Title
AWS re:Invent 2023 - Curate your data at scale (ANT205)
Summary
- Speakers: Mahesh Misra (AWS Lake Formation), Jerry Mozes (Amazon.com), Arthit Srinivasan (AWS Lake Formation), and Arti (AWS Managed Services).
- Data Curation: Defined as a five-stage process to break data, system, and people silos, involving source identification, integration, governance, and sharing.
- Challenges: Data silos, complex ETL processes, and governance difficulties due to growing metadata and data volumes.
- Solutions: AWS managed services for metadata harvesting, data classification, ETL, data cataloging, and governance.
- Amazon.com's Journey: Jerry Mozes discussed their approach to fine-grained access control, data protection, and the use of AWS Lake Formation and Amazon DataShare.
- Demo: Arti demonstrated a data curation pipeline using AWS Glue and Lake Formation, showcasing sensitive data detection, data quality checks, and fine-grained access control.
Insights
- Data Modernization vs.
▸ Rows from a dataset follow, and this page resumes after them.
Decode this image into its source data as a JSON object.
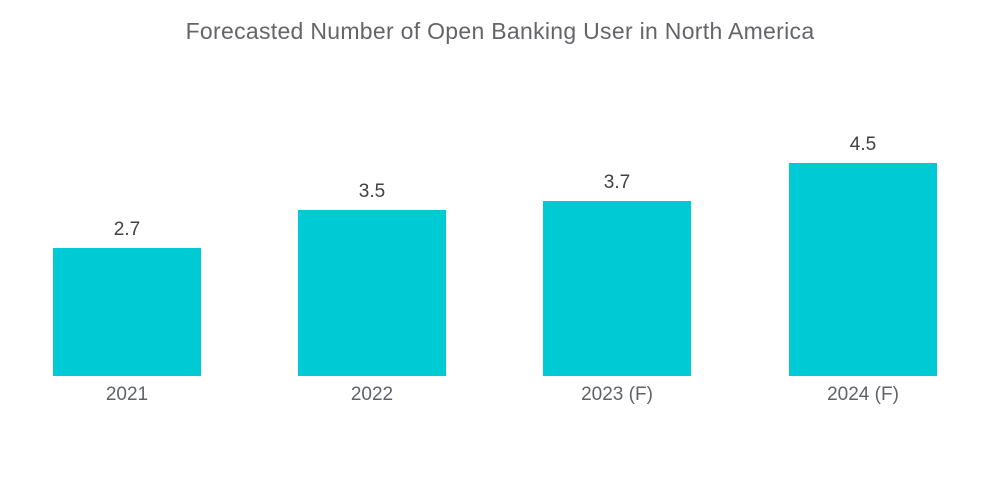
{
  "title": "Forecasted Number of Open Banking User in North America",
  "chart_data": {
    "type": "bar",
    "title": "Forecasted Number of Open Banking User in North America",
    "categories": [
      "2021",
      "2022",
      "2023 (F)",
      "2024 (F)"
    ],
    "values": [
      2.7,
      3.5,
      3.7,
      4.5
    ],
    "value_labels": [
      "2.7",
      "3.5",
      "3.7",
      "4.5"
    ],
    "xlabel": "",
    "ylabel": "",
    "ylim": [
      0,
      5
    ],
    "grid": false,
    "axes_shown": false,
    "legend": false,
    "bar_color": "#00cbd4",
    "title_color": "#636569",
    "value_label_color": "#3f4245",
    "category_label_color": "#5f6368",
    "background_color": "#ffffff"
  }
}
Data-Driven Culture: Despite heavy investment in data modernization, less than 25% of companies feel they are data-driven, indicating a gap between technology adoption and effective data utilization.
- Data Curation Importance: Effective data curation is critical for breaking down silos and enabling data-driven decision-making at scale.
- AWS Managed Services: AWS provides a suite of managed services that simplify the data curation process, including AWS Glue for ETL and data quality, and Lake Formation for governance and data sharing.
- Fine-Grained Access Control: Amazon.com's use of AWS Lake Formation and DataShare for fine-grained access control highlights the importance of managing data access at scale while maintaining compliance and governance.
- Data Discovery and Governance: Amazon Data Zone, with its advanced machine learning features, facilitates automated data discovery and connects data with users and tools, emphasizing the need for strong data governance mechanisms.
- Practical Application: The demo illustrated how AWS services can be used to curate data effectively, ensuring data quality and compliance with sensitive data handling, which is crucial for organizations dealing with large and complex datasets.